Das medulläre Schilddrüsenkarzinom ist eine von den C-Zellen der Schilddrüse ausgehende Form des Schilddrüsenkarzinoms. Diese Zellart produziert ein Hormon, das für den Kalziumhaushalt wichtig ist, das sogenannte Calcitonin. Hier ist eine Operation ebenfalls zwingend notwendig.

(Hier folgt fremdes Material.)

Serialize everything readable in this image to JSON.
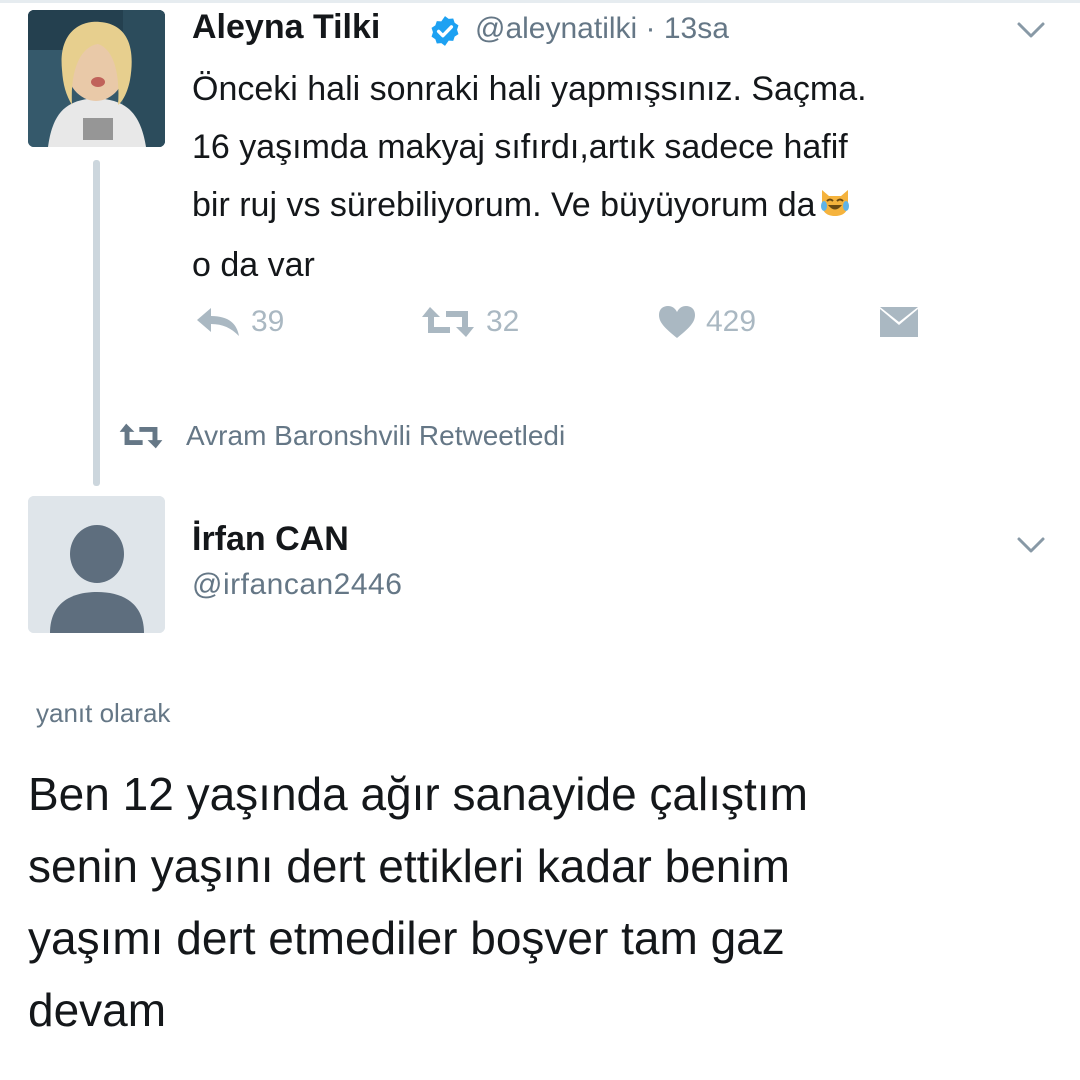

Wenn die pathologische Untersuchung nach Feinnadelpunktion oder die feingewebliche Schnelluntersuchung während der Operation eine bösartige Gewebeveränderung bestätigt, kommt es darauf an, welche Art Tumor vorliegt und wie groß dieser Tumor ist. Manchmal reicht es, nur einen Schilddrüsenlappen zu entfernen. Wenn bei der vorhergehenden Ultraschalluntersuchung Lymphknotenveränderungen zu sehen waren, werden diese bei der Operation mit entfernt.
Hormonersatz?
Je mehr Schilddrüsengewebe operativ entfernt wird, desto mehr müssen die fehlenden Hormone durch Tabletteneinnahme ersetzt werden. „Wenn die Hälfte der Schilddrüse entfernt wird – also ein Lappen – würde man vorübergehend Hormone ersetzen, aber auf Dauer reicht auch unter Umständen der eine Lappen aus, um die Funktion zu übernehmen“, erklärt Dieter Regnet. Die tägliche Tablette nimmt man am besten eine halbe Stunde vor dem Frühstück ein, weil der Wirkstoff da am besten aufgenommen wird. Die ersten Kontrollen nach einer Operation sollten nach vier bis sechs Wochen erfolgen, um festzustellen, ob der Hormonpegel richtig eingestellt ist. Danach reichen Kontrollen im halbjährlichen bis jährlichen Abständen aus.
Autoimmunerkrankungen Hashimoto Thyreoiditis und Morbus Basedow
Es gibt auch unterschiedliche Arten von Schilddrüsenentzündungen. Zwei Formen der entzündlichen Autoimmunerkrankung sind bekannt: Die Hashimoto Thyreoiditis; diese ist weit verbreitet. Sie muss in der Regel nicht operiert, aber kontrolliert werden, weil die Schilddrüse im Verlauf der Erkrankung in ihrer Funktion, evtl. schubweise, immer mehr abnimmt mit dem Resultat einer Schilddrüsenunterfunktion, die mit Hormonen nachgesteuert werden muss. Bei der Basedowschen Erkrankung entstehen im Körper – ohne dass man so genau weiß, warum – Antikörper, die die gleiche Wirkung haben wie das schilddrüsenstimmulierende Hormon TSH aus der Hirnanhangsdrüse. Die Symptome ähneln denen einer Schilddrüsenüberfunktion mit schnellem Puls und Aufgeregtheit. In der Hälfte der Fälle treten Augensymptome (Exophthalmus) auf. Die Antikörper wirken nicht nur an der Schilddrüse, sondern auch an den Augenmuskeln oder am Fettgewebe hinter dem Auge: Das Auge fängt an zu wachsen und drückt den Augapfel immer weiter nach vorne. Das kann dazu führen, dass der Patient das Lid nicht mehr komplett schließen kann oder dass durch diese Augenmuskelverdickung die Augenbewegung eingeschränkt ist und der Patient Doppelbilder sieht.
Der Morbus Basedow wird zunächst medikamentös behandelt und kommt hierunter evtl. zum Stehen. Weitere Behandlungsoptionen sind auch hier die Radiojodtherapie und die operative Schilddrüsenentfernung. Wobei eine begleitende Augensymptomatik am ehesten auf eine operative Entfernung der Schilddrüse anspricht, evtl. mit einer zusätzlichen Bestrahlungstherapie.